Antibiotic resistance and the consequences for the NHS

Bacterial infections are prevented and treated with antibiotics.  Overuse of these drugs can lead to antibiotic resistance and the emergence of “superbugs”.  According to WHO, antibiotic resistance has become “one of the biggest threats to global health, food security and development today”.  Routine medical interventions such as hip replacements and removal of an appendix will become much more risky as antibiotics lose their effectiveness.

Effect of antibiotic resistance on the patient

An increasing number of infections such as pneumonia, tuberculosis, HIV and malaria are becoming harder to treat causing the death of about 700,000 people a year worldwide.  This number has been estimated to increase to 10 million people by 2050.  Common infections could become fatal again.

Even when effective antibiotics are available, antibiotic resistant infections often take longer to treat and may need more complicated surgery. The impact on the patient includes increased morbidity and mortality, and longer stays in hospital.

Impact of resistance on health systems

A significant burden on healthcare systems and national budgets is created by antibiotic resistance.  In the US alone resistant infections cost $20 billion in additional healthcare costs.  Use of antibiotics in UK is increasing (by about 25% over 10 years since 2005) and the UK panel reviewing antimicrobial resistance estimated that the cost of tackling the problem is far less than the economic burden on society.  A conservative estimate is that over the next 35 years antimicrobial resistance could reduce world economic productivity by $100 trillion.

Antibiotic resistance adds to the number of infections and leads to increased use of resources, higher medical costs and higher mortality rate.  It also has an impact on hospital activity when whole wards have to be closed due to closure of an infected ward or cancellation of elective surgery.  The options of available and often lifesaving treatments will become more limited especially for transplant patients.

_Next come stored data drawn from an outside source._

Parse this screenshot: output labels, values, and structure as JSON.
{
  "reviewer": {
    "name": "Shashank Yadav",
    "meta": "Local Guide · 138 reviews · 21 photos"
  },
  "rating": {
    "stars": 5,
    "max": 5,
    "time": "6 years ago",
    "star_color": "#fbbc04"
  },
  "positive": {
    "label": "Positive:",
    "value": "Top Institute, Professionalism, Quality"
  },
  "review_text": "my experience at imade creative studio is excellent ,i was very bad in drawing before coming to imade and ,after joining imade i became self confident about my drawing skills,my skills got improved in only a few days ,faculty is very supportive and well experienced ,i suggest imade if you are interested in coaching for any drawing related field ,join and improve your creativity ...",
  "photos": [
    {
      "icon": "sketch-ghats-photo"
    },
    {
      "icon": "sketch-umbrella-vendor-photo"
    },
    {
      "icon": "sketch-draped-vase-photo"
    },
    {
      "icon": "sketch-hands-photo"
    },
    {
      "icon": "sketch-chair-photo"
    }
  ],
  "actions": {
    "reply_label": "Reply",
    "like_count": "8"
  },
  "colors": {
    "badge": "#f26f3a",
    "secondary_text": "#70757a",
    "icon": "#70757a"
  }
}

Resistant strains have been shown to cause additional infections especially when previously harmless species such as Enterococcus faecium become vancomycin-resistant pathogens causing nosocomial infection.

As mainstream antibiotics stop being effective more expensive medicines need to be used.  It has been estimated that up to 51% of pathogens causing infection at the site of surgery and 27% of pathogens leading to infection after chemotherapy in US are resistant to standard prophylactic antibiotics. 

If nothing is done to tackle antimicrobial resistance there will be a huge financial impact on the NHS primarily as the costs of rising antimicrobial resistance are high but also indirectly as scheduled procedures have to be cancelled at short notice.